Untuk alasan ini, berikut ini saya juga meninjau perbatasan penelitian Eropa tentang masalah ini. 
Untuk tujuan ini, saya mengusulkan definisi tata kelola yang bertujuan untuk menjadi integratif: Saya
mendefinisikan tata kelola perusahaan sebagai kepemimpinan, manajemen, dan kendali perusahaan dengan
aturan formal dan informal, publik dan swasta. Matriks tata kelola (Gambar 1) memformalkan pemahaman tentang 
tata kelola perusahaan yang komprehensif sebagai pelembagaan dan pengorganisasian aturan formal dan informal,
swasta dan publik. 
Unsur kepemimpinan mencakup pedoman yang dikodifikasi dalam perusahaan serta standar kepemimpinan
informal dan fungsi manajer sebagai panutan. Aspek manajemen meliputi mekanisme pengambilan keputusan
formal suatu perusahaan serta nilai-nilai informal budaya perusahaannya. Pengendalian khusus perusahaan,
akhirnya, mencakup audit dan proses jaminan lainnya, serta pengecualian risiko oleh perilaku moral individu. Aturan
formal publik yang saya pertimbangkan di sini adalah dari jenis Sarbanes-Oxley Act di Amerika Serikat, hukum Jerman
tentang kontrol dan transparansi.

(KonTraG), dan pada transparansi dan publisitas (TransPuG) transaksi atau jenis peraturan “patuhi-atau-jelaskan” yang
tersebar luas yang terkandung dalam banyak kode tata kelola yang secara langsung mempengaruhi tata kelola
perusahaan suatu perusahaan. Aturan informal publik mencakup hal-hal seperti dampak budaya nasional atau regional
terhadap sosial atau ekologis  
tanggung jawab perusahaan, atau tentang cara menangani korupsi. Mengadopsi interpretasi yang komprehensif tentang
tata kelola perusahaan mengarah pada keyakinan bahwa setiap struktur tata kelola yang efisien dan efektif perlu
melayani dua fungsi: membatasi dan memungkinkan. Tata kelola perusahaan tidak dapat ditafsirkan semata-mata
sebagai kendala perilaku (misalnya, sebagai pembatasan paparan risiko). Ini juga harus dipahami sebagai pemungkin
perilaku (misalnya, dalam apa yang disebut zona abu-abu) untuk mengelola transaksi dengan integritas (pada perbedaan
ini, lihat Wieland 2001a). Tujuan penting dari gagasan tata kelola yang saya usulkan di sini adalah untuk mewujudkan
kedua fungsi tersebut dalam perilaku bisnis sehari-hari. 

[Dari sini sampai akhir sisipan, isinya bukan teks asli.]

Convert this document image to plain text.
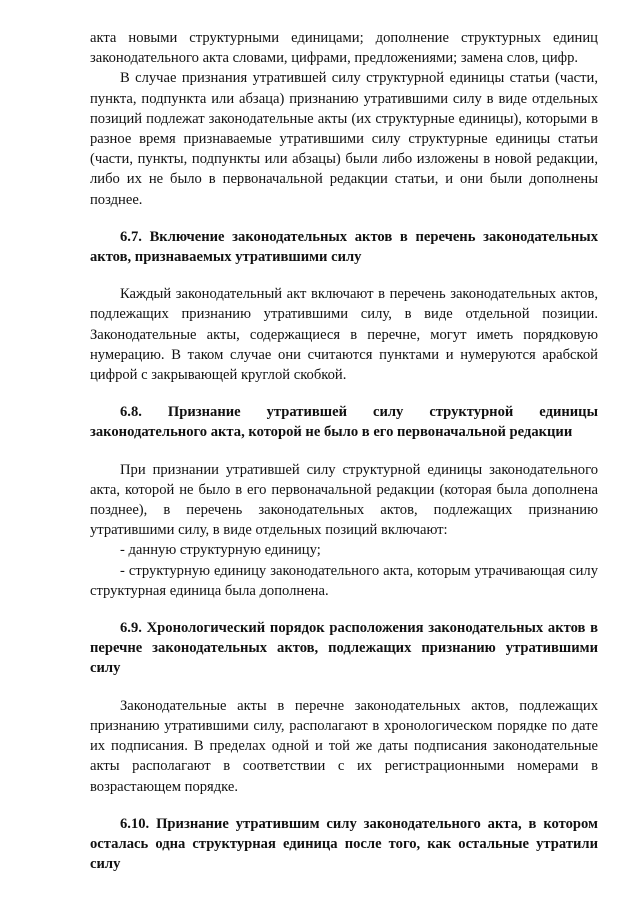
акта новыми структурными единицами; дополнение структурных единиц законодательного акта словами, цифрами, предложениями; замена слов, цифр.

В случае признания утратившей силу структурной единицы статьи (части, пункта, подпункта или абзаца) признанию утратившими силу в виде отдельных позиций подлежат законодательные акты (их структурные единицы), которыми в разное время признаваемые утратившими силу структурные единицы статьи (части, пункты, подпункты или абзацы) были либо изложены в новой редакции, либо их не было в первоначальной редакции статьи, и они были дополнены позднее.

6.7. Включение законодательных актов в перечень законодательных актов, признаваемых утратившими силу

Каждый законодательный акт включают в перечень законодательных актов, подлежащих признанию утратившими силу, в виде отдельной позиции. Законодательные акты, содержащиеся в перечне, могут иметь порядковую нумерацию. В таком случае они считаются пунктами и нумеруются арабской цифрой с закрывающей круглой скобкой.

6.8. Признание утратившей силу структурной единицы законодательного акта, которой не было в его первоначальной редакции

При признании утратившей силу структурной единицы законодательного акта, которой не было в его первоначальной редакции (которая была дополнена позднее), в перечень законодательных актов, подлежащих признанию утратившими силу, в виде отдельных позиций включают:

- данную структурную единицу;

- структурную единицу законодательного акта, которым утрачивающая силу структурная единица была дополнена.

6.9. Хронологический порядок расположения законодательных актов в перечне законодательных актов, подлежащих признанию утратившими силу

Законодательные акты в перечне законодательных актов, подлежащих признанию утратившими силу, располагают в хронологическом порядке по дате их подписания. В пределах одной и той же даты подписания законодательные акты располагают в соответствии с их регистрационными номерами в возрастающем порядке.

6.10. Признание утратившим силу законодательного акта, в котором осталась одна структурная единица после того, как остальные утратили силу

Jelas dan tidak dapat disangkal bahwa tidak ada kesepakatan luas dengan definisi tata kelola perusahaan seperti itu di
banyak negara dan wilayah. Negara-negara Anglo-Saxon dan Swiss, misalnya, menekankan pengendalian manajemen
dan pemantauan aspek defensif. Sebaliknya, orang Denmark atau Belanda menafsirkan tata kelola perusahaan sebagai
manajemen pemangku kepentingan yang efektif. Dari sudut pandang tersebut, pengawasan dan 
pengendalian manajemen juga memiliki peran penting. Namun, mereka tertanam dalam konsepsi perusahaan yang
melihatnya sebagai bagian dari masyarakat luas, dan mempertimbangkan kepentingan pemangku kepentingan yang
berbeda. Saya mengembangkan masalah ini secara lebih rinci di bawah. Pada titik ini, saya hanya ingin menekankan
sekali lagi bahwa hanya pemahaman yang komprehensif dan integratif dari tata kelola perusahaan yang mampu
memberikan hubungan antara pertanyaan-pertanyaan tentang bisnis dan etika perusahaan, dan manajemen strategis dan
operasi perusahaan. Pada saat yang sama, hanya proses memahami tata kelola perusahaan secara komprehensif dan
integratif yang menciptakan kondisi yang memungkinkan struktur tata kelola secara keseluruhan menjadi efektif,
termasuk aturan kepatuhan publik dan privat. Aturan publik dan privat, formal dan informal membentuk jaringan.
Tautan jaringan 
mendukung komponen individu dan meningkatkan efektivitasnya. Hal ini tampaknya menjadi pelajaran dari skandal
baru-baru ini: Perusahaan seperti WorldCom, Enron, dan Arthur Andersen semuanya telah secara resmi menerapkan
sistem tata kelola dan kepatuhan perusahaan yang brilian — mereka hanya tidak hidup sesuai dengan itu, terutama
manajemen puncak tidak melakukannya. Ada dua masalah dengan tata kelola perusahaan yang tidak didukung oleh
budaya perusahaan yang sesuai dengannya, dan dengan aturan formal yang tidak didukung oleh mobilisasi nilai
informal yang mendukung penegakan aturan resmi. Pertama, efektivitasnya terbatas. Kedua, mereka juga bisa berfungsi
untuk menyamarkan risiko. Mereka dapat menimbulkan kesan bahwa sarana untuk pencegahan risiko akan tersedia di
dalam perusahaan. Saya membahas ini secara rinci di tempat lain (Wieland & Fürst, 2004). 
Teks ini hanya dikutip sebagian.